Every year a president is elected by winning the Electoral College but loses the popular vote, the cries of the loser scorn the Electoral College process. Keep in mind, Hillary Clinton did not win the majority vote as she, like Trump, accumulated over 60 million votes, it was still below the 50% vote. According to the Cook Political Report the votes amounted to 61,422,098 for Clinton, 60,637,350 for Trump with some six-million going to other candidates.

The Constitution provides that “Each State shall appoint, in such Manner as the Legislature thereof may direct, a Number of Electors, equal to the whole Number of Senators and Representatives to which the State may be entitled in the Congress.”

At a glance people would think that "blue" states like Massachusetts, New York, New Jersey and California whose turnout was lower than the national average, would give Democrats even more votes in a popular vote process. Not true though as many Republican voters traditionally stay home at a much higher rate in those states knowing there is very little hope to give the Republican nominee a win in their own state. 

If the objective were to now be popular over electoral college, many more of the Republican voters would start to show up in these blue state voting booths.

But for those in favor of the popular vote, let me point to our very own Massachusetts as a perfect example of why it can be so unfair to some.

Look at the coalition of representatives inside the Route 128 belt or the Greater Boston & suburbs.
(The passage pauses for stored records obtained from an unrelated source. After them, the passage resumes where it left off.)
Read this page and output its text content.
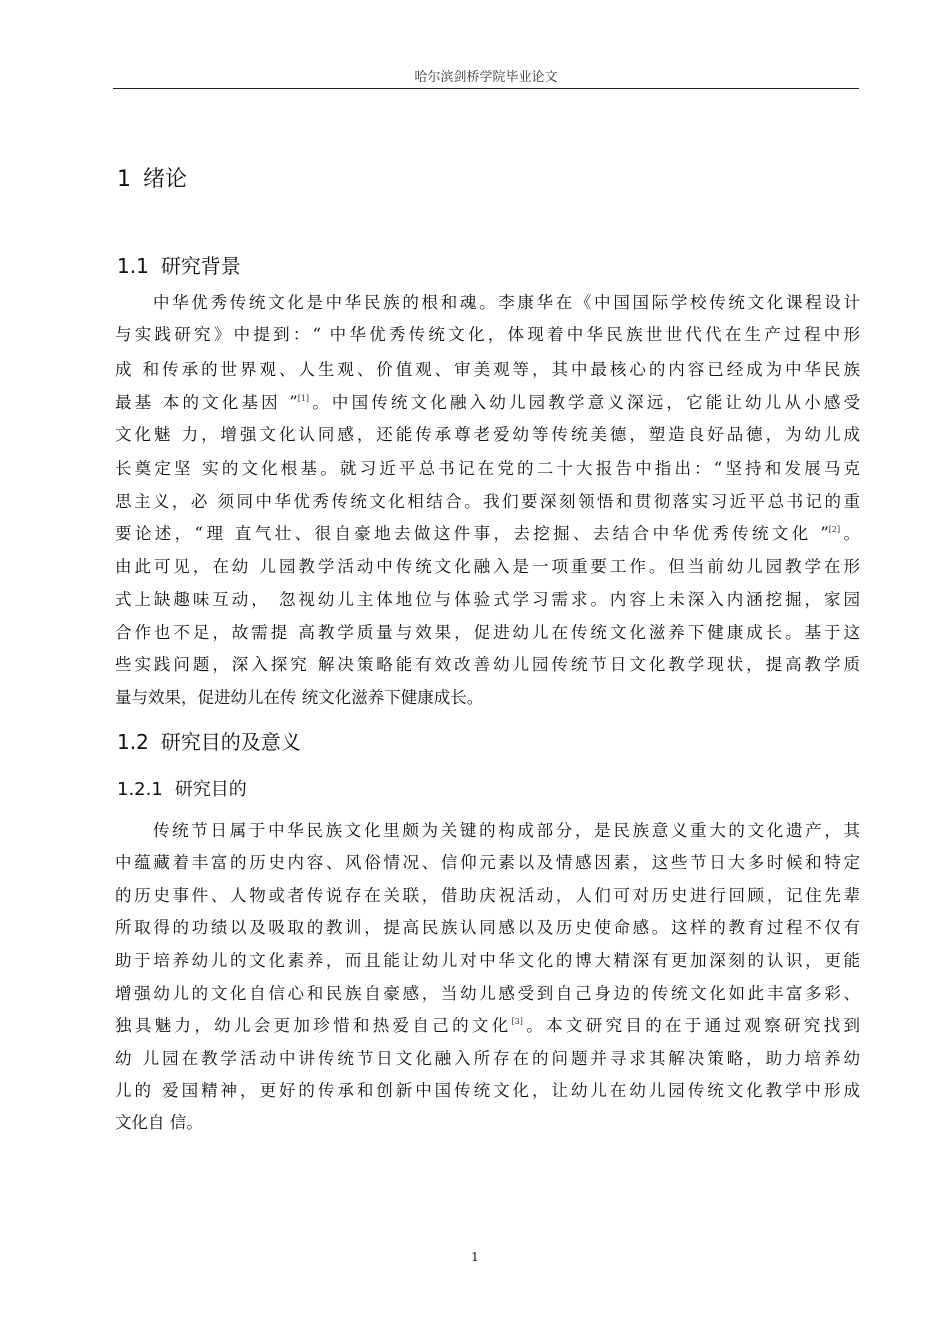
哈尔滨剑桥学院毕业论文
1 绪论
1.1 研究背景
中华优秀传统文化是中华民族的根和魂。李康华在《中国国际学校传统文化课程设计
与实践研究》中提到：“ 中华优秀传统文化，体现着中华民族世世代代在生产过程中形
成 和传承的世界观、人生观、价值观、审美观等，其中最核心的内容已经成为中华民族
最基 本的文化基因 ”[1]。中国传统文化融入幼儿园教学意义深远，它能让幼儿从小感受
文化魅 力，增强文化认同感，还能传承尊老爱幼等传统美德，塑造良好品德，为幼儿成
长奠定坚 实的文化根基。就习近平总书记在党的二十大报告中指出：“坚持和发展马克
思主义，必 须同中华优秀传统文化相结合。我们要深刻领悟和贯彻落实习近平总书记的重
要论述，“理 直气壮、很自豪地去做这件事，去挖掘、去结合中华优秀传统文化 ”[2]。
由此可见，在幼 儿园教学活动中传统文化融入是一项重要工作。但当前幼儿园教学在形
式上缺趣味互动， 忽视幼儿主体地位与体验式学习需求。内容上未深入内涵挖掘，家园
合作也不足，故需提 高教学质量与效果，促进幼儿在传统文化滋养下健康成长。基于这
些实践问题，深入探究 解决策略能有效改善幼儿园传统节日文化教学现状，提高教学质
量与效果，促进幼儿在传 统文化滋养下健康成长。
1.2 研究目的及意义
1.2.1 研究目的
传统节日属于中华民族文化里颇为关键的构成部分，是民族意义重大的文化遗产，其
中蕴藏着丰富的历史内容、风俗情况、信仰元素以及情感因素，这些节日大多时候和特定
的历史事件、人物或者传说存在关联，借助庆祝活动，人们可对历史进行回顾，记住先辈
所取得的功绩以及吸取的教训，提高民族认同感以及历史使命感。这样的教育过程不仅有
助于培养幼儿的文化素养，而且能让幼儿对中华文化的博大精深有更加深刻的认识，更能
增强幼儿的文化自信心和民族自豪感，当幼儿感受到自己身边的传统文化如此丰富多彩、
独具魅力，幼儿会更加珍惜和热爱自己的文化[3]。本文研究目的在于通过观察研究找到
幼 儿园在教学活动中讲传统节日文化融入所存在的问题并寻求其解决策略，助力培养幼
儿的 爱国精神，更好的传承和创新中国传统文化，让幼儿在幼儿园传统文化教学中形成
文化自 信。
1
Based on population, the glut of politicians representing that area, dominates the dispersing of funds for government projects including infrastructure, aka MBTA and many other things not found in say New Bedford, Pittsfield or Greenfield. These cities and towns are always on the outside looking in based on population.

Even federal money is fought for and brought, mostly to Boston by our senators who look to please the most populated areas for voting reasons. A bare minimum is provided for those of us who choose to live outside that Greater Boston area.